Es lässt sich nur erahnen, warum in Deutschland noch keine flächendeckende Etablierung des Begriffs stattgefunden hat, doch mag es vielleicht daran liegen, dass in Deutschland ein weit gehendes Desinteresse besteht, wenn die Lebensrealitäten von weißen Menschen sowie People of Color thematisiert werden. Denn die Benennung von verdeckten Klassifizierungen in einer Gesellschaft durch die Verwendung von ausdrucksstarken Begriffen, bringen das Machtgefüge ins Wanken, da auf gesellschaftliche Missstände aufmerksam gemacht wird (vgl.

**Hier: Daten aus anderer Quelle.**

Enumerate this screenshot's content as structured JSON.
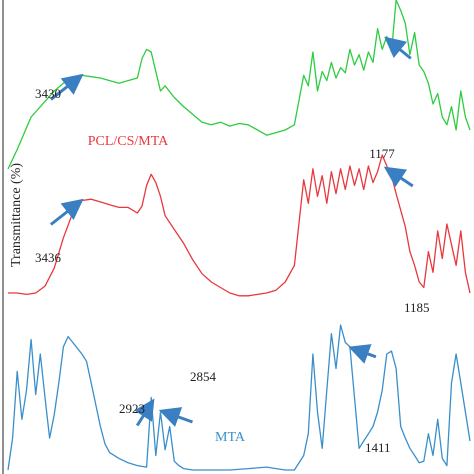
{
  "chart_data": {
    "type": "line",
    "title": "",
    "xlabel": "",
    "ylabel": "Transmittance (%)",
    "grid": false,
    "legend": "none",
    "x_range_index": [
      0,
      100
    ],
    "series": [
      {
        "id": "top",
        "name": "",
        "color": "#2ecc40",
        "points": [
          [
            0,
            -30
          ],
          [
            2,
            -15
          ],
          [
            5,
            10
          ],
          [
            8,
            22
          ],
          [
            10,
            30
          ],
          [
            12,
            36
          ],
          [
            14,
            40
          ],
          [
            16,
            42
          ],
          [
            18,
            41
          ],
          [
            20,
            40
          ],
          [
            22,
            38
          ],
          [
            24,
            36
          ],
          [
            26,
            38
          ],
          [
            28,
            40
          ],
          [
            29,
            55
          ],
          [
            30,
            62
          ],
          [
            31,
            60
          ],
          [
            32,
            45
          ],
          [
            33,
            30
          ],
          [
            34,
            34
          ],
          [
            36,
            25
          ],
          [
            38,
            18
          ],
          [
            40,
            12
          ],
          [
            42,
            6
          ],
          [
            44,
            4
          ],
          [
            46,
            6
          ],
          [
            48,
            3
          ],
          [
            50,
            5
          ],
          [
            52,
            4
          ],
          [
            54,
            0
          ],
          [
            56,
            -4
          ],
          [
            58,
            -2
          ],
          [
            60,
            0
          ],
          [
            62,
            4
          ],
          [
            64,
            42
          ],
          [
            65,
            34
          ],
          [
            66,
            60
          ],
          [
            67,
            30
          ],
          [
            68,
            45
          ],
          [
            69,
            38
          ],
          [
            70,
            52
          ],
          [
            71,
            40
          ],
          [
            72,
            48
          ],
          [
            73,
            44
          ],
          [
            74,
            62
          ],
          [
            75,
            50
          ],
          [
            76,
            58
          ],
          [
            77,
            46
          ],
          [
            78,
            60
          ],
          [
            79,
            52
          ],
          [
            80,
            78
          ],
          [
            81,
            62
          ],
          [
            82,
            72
          ],
          [
            83,
            60
          ],
          [
            84,
            100
          ],
          [
            85,
            92
          ],
          [
            86,
            82
          ],
          [
            87,
            58
          ],
          [
            88,
            75
          ],
          [
            89,
            50
          ],
          [
            90,
            45
          ],
          [
            91,
            36
          ],
          [
            92,
            20
          ],
          [
            93,
            28
          ],
          [
            94,
            10
          ],
          [
            95,
            4
          ],
          [
            96,
            18
          ],
          [
            97,
            0
          ],
          [
            98,
            30
          ],
          [
            99,
            10
          ],
          [
            100,
            0
          ]
        ]
      },
      {
        "id": "middle",
        "name": "PCL/CS/MTA",
        "color": "#e8383d",
        "points": [
          [
            0,
            0
          ],
          [
            2,
            0
          ],
          [
            4,
            -1
          ],
          [
            6,
            0
          ],
          [
            8,
            5
          ],
          [
            10,
            18
          ],
          [
            12,
            40
          ],
          [
            14,
            58
          ],
          [
            16,
            67
          ],
          [
            18,
            68
          ],
          [
            20,
            66
          ],
          [
            22,
            64
          ],
          [
            24,
            62
          ],
          [
            26,
            62
          ],
          [
            28,
            58
          ],
          [
            29,
            63
          ],
          [
            30,
            78
          ],
          [
            31,
            86
          ],
          [
            32,
            80
          ],
          [
            33,
            70
          ],
          [
            34,
            56
          ],
          [
            36,
            46
          ],
          [
            38,
            36
          ],
          [
            40,
            24
          ],
          [
            42,
            14
          ],
          [
            44,
            8
          ],
          [
            46,
            4
          ],
          [
            48,
            0
          ],
          [
            50,
            -2
          ],
          [
            52,
            -2
          ],
          [
            54,
            -1
          ],
          [
            56,
            0
          ],
          [
            58,
            2
          ],
          [
            60,
            8
          ],
          [
            62,
            20
          ],
          [
            64,
            82
          ],
          [
            65,
            65
          ],
          [
            66,
            90
          ],
          [
            67,
            70
          ],
          [
            68,
            85
          ],
          [
            69,
            65
          ],
          [
            70,
            88
          ],
          [
            71,
            72
          ],
          [
            72,
            90
          ],
          [
            73,
            75
          ],
          [
            74,
            92
          ],
          [
            75,
            78
          ],
          [
            76,
            90
          ],
          [
            77,
            75
          ],
          [
            78,
            92
          ],
          [
            79,
            80
          ],
          [
            80,
            88
          ],
          [
            81,
            100
          ],
          [
            82,
            92
          ],
          [
            83,
            85
          ],
          [
            84,
            72
          ],
          [
            85,
            60
          ],
          [
            86,
            48
          ],
          [
            87,
            30
          ],
          [
            88,
            20
          ],
          [
            89,
            8
          ],
          [
            90,
            4
          ],
          [
            91,
            30
          ],
          [
            92,
            15
          ],
          [
            93,
            45
          ],
          [
            94,
            25
          ],
          [
            95,
            50
          ],
          [
            96,
            35
          ],
          [
            97,
            20
          ],
          [
            98,
            45
          ],
          [
            99,
            15
          ],
          [
            100,
            0
          ]
        ]
      },
      {
        "id": "bottom",
        "name": "MTA",
        "color": "#3a8fcb",
        "points": [
          [
            0,
            0
          ],
          [
            1,
            22
          ],
          [
            2,
            68
          ],
          [
            3,
            35
          ],
          [
            4,
            55
          ],
          [
            5,
            90
          ],
          [
            6,
            52
          ],
          [
            7,
            80
          ],
          [
            8,
            50
          ],
          [
            9,
            22
          ],
          [
            10,
            38
          ],
          [
            11,
            60
          ],
          [
            12,
            85
          ],
          [
            13,
            92
          ],
          [
            14,
            88
          ],
          [
            15,
            84
          ],
          [
            16,
            80
          ],
          [
            17,
            75
          ],
          [
            18,
            60
          ],
          [
            19,
            45
          ],
          [
            20,
            30
          ],
          [
            21,
            18
          ],
          [
            22,
            12
          ],
          [
            24,
            8
          ],
          [
            26,
            5
          ],
          [
            28,
            3
          ],
          [
            30,
            2
          ],
          [
            31,
            50
          ],
          [
            32,
            10
          ],
          [
            33,
            40
          ],
          [
            34,
            14
          ],
          [
            35,
            30
          ],
          [
            36,
            6
          ],
          [
            37,
            3
          ],
          [
            38,
            1
          ],
          [
            40,
            0
          ],
          [
            44,
            0
          ],
          [
            48,
            0
          ],
          [
            52,
            1
          ],
          [
            56,
            2
          ],
          [
            58,
            1
          ],
          [
            60,
            0
          ],
          [
            62,
            0
          ],
          [
            64,
            10
          ],
          [
            65,
            25
          ],
          [
            66,
            80
          ],
          [
            67,
            40
          ],
          [
            68,
            15
          ],
          [
            69,
            55
          ],
          [
            70,
            94
          ],
          [
            71,
            70
          ],
          [
            72,
            100
          ],
          [
            73,
            88
          ],
          [
            74,
            85
          ],
          [
            75,
            50
          ],
          [
            76,
            15
          ],
          [
            77,
            20
          ],
          [
            78,
            25
          ],
          [
            79,
            30
          ],
          [
            80,
            40
          ],
          [
            81,
            55
          ],
          [
            82,
            80
          ],
          [
            83,
            82
          ],
          [
            84,
            70
          ],
          [
            85,
            30
          ],
          [
            86,
            22
          ],
          [
            87,
            15
          ],
          [
            88,
            10
          ],
          [
            89,
            5
          ],
          [
            90,
            6
          ],
          [
            91,
            25
          ],
          [
            92,
            10
          ],
          [
            93,
            35
          ],
          [
            94,
            8
          ],
          [
            95,
            3
          ],
          [
            96,
            60
          ],
          [
            97,
            80
          ],
          [
            98,
            60
          ],
          [
            99,
            40
          ],
          [
            100,
            20
          ]
        ]
      }
    ],
    "annotations": [
      {
        "series": "top",
        "text": "3430",
        "at_x": 16
      },
      {
        "series": "top",
        "text": "1177",
        "at_x": 82
      },
      {
        "series": "middle",
        "text": "3436",
        "at_x": 16
      },
      {
        "series": "middle",
        "text": "1185",
        "at_x": 82
      },
      {
        "series": "bottom",
        "text": "2923",
        "at_x": 31
      },
      {
        "series": "bottom",
        "text": "2854",
        "at_x": 33
      },
      {
        "series": "bottom",
        "text": "1411",
        "at_x": 74
      }
    ]
  }
}
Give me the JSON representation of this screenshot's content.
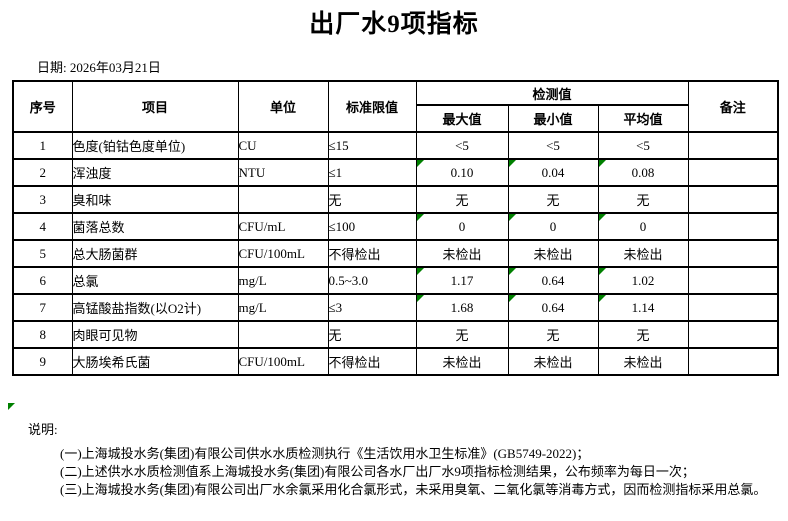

Sow 2018, S. 26). Darum ist anzumerken, dass durch eine Erweiterung der Sprache, also der Nutzung und Etablierung der Begrifflichkeit, ein Bewusstwerden über vorhandene Differenzen entsteht und somit eine Kommunikation auf der Grundlage von Gleichberechtigung geschaffen werden kann (vgl. Ha 2016, S.38).
2.2 Der Rassenbegriff
Der Begriff „Rasse“ ist heutzutage ein unreflektierter Bestandteil des alltäglichen Sprachgebrauchs und wurde bereits verwendet, bevor die Bemühungen unternommen wurden, eine wissenschaftlich fundierte Definition zu formulieren (vgl. Trey 2014, S.15). Mitunter ist dies die Erklärung für den unpräzisen Umgang mit diesem Begriff, welcher sich über Generationen fortgeführt hat (vgl. ebd.). Heute dominiert eine unklare Auffassung über die etymologische Herkunft der Begrifflichkeit „Rasse“. Einiges spricht für die Annahme, dass die Begrifflichkeit „Rasse“ ursprünglich aus dem arabischen (ra’s) herzuleiten ist und mit Kopf, Haupt, Herkunft sowie Ursprung übersetzt werden kann (vgl. Bühl 2016, S. 35). Die arabische Sprache nahm in der Al-Andalus-Epoche eine bevorzugte Bedeutung in der Wissenschaft ein und begründet dadurch die vermeintliche Übernahme des arabischen Wortes in den spanischen und französischen Sprachgebrauch, welcher schließlich ins Englische sowie ins Deutsche übersetzt wurde (vgl. ebd.).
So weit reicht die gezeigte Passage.